FIZ Karlsruhe’s employment policy also considers a reasonable percentage of employees with a handicap and complies with the German Social Security Code IX (SGB IX). In the period under review, the percentage of persons with a handicap amounted to about 6% of the total number of employees.
FIZ Karlsruhe hereby submits the Public Corporate Governance Report 2016. The report will be published on FIZ Karlsruhe’s homepage.
In accordance with art. 6.1. of the Public Corporate Governance Code, the President & CEO and the Supervisory Board of FIZ Karlsruhe hereby confirm that most of the recommendations of the PCGC were complied within 2016. Cases where we chose to proceed differently are explained in the report.
1. Collaboration of Management and Supervisory Board (PCGC; art. 3.1.3)
In the first half of the business year, the President & CEO will, in accordance with art. 17 (2) of the Articles of Association, submit to the Supervisory Board an annual statement covering the previous business year. At the supervisory board meetings – however, at least every six months – she will report to the Supervisory Board (orally and in writing) on the course of business and the company’s situation. In addition, she will inform the chairperson and the deputy chairperson of the Supervisory Board in urgent matters.
2. President & CEO and Senior Management (PCGC; art. 4.2.1)
The company has a President & CEO who is authorized to act as the company’s sole representative. This corresponds to the provisions of art. 16, para. 1 of the Articles of Association according to which the company may be represented by one or more CEOs. The President & CEO is supported by the Management Council and the Senior Management Team. Members of the Management Council are the Senior Vice President IT, Development and Applied Research who is also Prokurist (authorized signatory) and the Vice President Administration. Members of the Senior Management Team are the Vice Presidents and the heads of the subdivisions. As a rule, strategically significant business transactions, or those involving legal or financial obligations, are jointly signed by the President & CEO and either the Prokurist or the responsible member of the Senior Management Team (dual control principle). This arrangement has proven successful in our business operations.

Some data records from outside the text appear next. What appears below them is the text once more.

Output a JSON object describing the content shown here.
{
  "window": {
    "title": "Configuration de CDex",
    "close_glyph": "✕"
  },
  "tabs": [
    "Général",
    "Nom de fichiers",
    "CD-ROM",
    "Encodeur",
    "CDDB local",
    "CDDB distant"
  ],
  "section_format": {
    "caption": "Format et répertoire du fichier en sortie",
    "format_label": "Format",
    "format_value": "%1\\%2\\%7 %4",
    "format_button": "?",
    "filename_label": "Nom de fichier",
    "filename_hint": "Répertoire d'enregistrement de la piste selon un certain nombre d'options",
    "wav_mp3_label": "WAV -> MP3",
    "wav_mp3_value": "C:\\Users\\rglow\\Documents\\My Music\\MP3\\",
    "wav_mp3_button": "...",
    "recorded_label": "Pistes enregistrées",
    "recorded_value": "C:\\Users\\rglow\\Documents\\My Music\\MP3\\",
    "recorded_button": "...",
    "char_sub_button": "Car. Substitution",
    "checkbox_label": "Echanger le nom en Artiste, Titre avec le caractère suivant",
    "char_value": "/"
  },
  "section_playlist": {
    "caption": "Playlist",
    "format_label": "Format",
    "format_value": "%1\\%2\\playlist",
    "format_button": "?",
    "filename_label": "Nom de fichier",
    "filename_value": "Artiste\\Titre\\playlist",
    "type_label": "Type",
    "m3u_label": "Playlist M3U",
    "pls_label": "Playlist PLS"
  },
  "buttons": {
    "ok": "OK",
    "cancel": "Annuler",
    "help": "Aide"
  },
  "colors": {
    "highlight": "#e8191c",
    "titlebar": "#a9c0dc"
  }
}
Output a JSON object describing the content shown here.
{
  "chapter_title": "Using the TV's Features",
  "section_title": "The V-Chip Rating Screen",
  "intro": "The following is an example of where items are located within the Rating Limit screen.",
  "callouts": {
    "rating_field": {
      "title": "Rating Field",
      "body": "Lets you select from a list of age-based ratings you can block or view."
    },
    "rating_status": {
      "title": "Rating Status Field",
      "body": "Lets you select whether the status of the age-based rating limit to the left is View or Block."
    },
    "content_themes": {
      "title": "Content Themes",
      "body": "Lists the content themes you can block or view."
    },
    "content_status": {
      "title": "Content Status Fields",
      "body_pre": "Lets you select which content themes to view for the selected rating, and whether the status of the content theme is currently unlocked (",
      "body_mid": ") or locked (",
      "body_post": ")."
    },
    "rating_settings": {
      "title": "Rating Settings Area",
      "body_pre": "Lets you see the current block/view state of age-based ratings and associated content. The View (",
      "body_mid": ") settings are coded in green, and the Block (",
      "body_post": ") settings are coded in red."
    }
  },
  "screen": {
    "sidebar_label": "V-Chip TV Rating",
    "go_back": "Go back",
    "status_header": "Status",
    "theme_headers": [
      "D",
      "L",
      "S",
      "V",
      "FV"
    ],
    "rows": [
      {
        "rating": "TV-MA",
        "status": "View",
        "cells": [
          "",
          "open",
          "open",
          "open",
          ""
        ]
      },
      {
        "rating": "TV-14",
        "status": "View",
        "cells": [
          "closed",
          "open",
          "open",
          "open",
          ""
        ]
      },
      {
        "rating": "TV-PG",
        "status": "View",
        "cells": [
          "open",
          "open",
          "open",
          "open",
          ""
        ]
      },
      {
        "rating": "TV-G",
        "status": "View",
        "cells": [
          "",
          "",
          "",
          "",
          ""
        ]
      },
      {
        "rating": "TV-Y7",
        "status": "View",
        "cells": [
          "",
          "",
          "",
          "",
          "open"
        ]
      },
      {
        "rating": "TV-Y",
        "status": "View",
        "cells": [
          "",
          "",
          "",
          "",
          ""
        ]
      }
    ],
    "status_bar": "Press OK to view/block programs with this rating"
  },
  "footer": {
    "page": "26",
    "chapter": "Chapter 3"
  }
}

3. Composition of the Supervisory Board (PCGC; art. 5.2.1. and 5.2.2.)
The members of the Supervisory Board are appointed by the shareholders or the Shareholder’s Meeting respectively according to art. 12 (2) of the Articles of Association. The new members of the Supervisory Board were appointed at the end of 2013 and at the beginning of 2014. Two of the ten board members are women. There is no age limit for Supervisory Board members stipulated in the Articles of Association.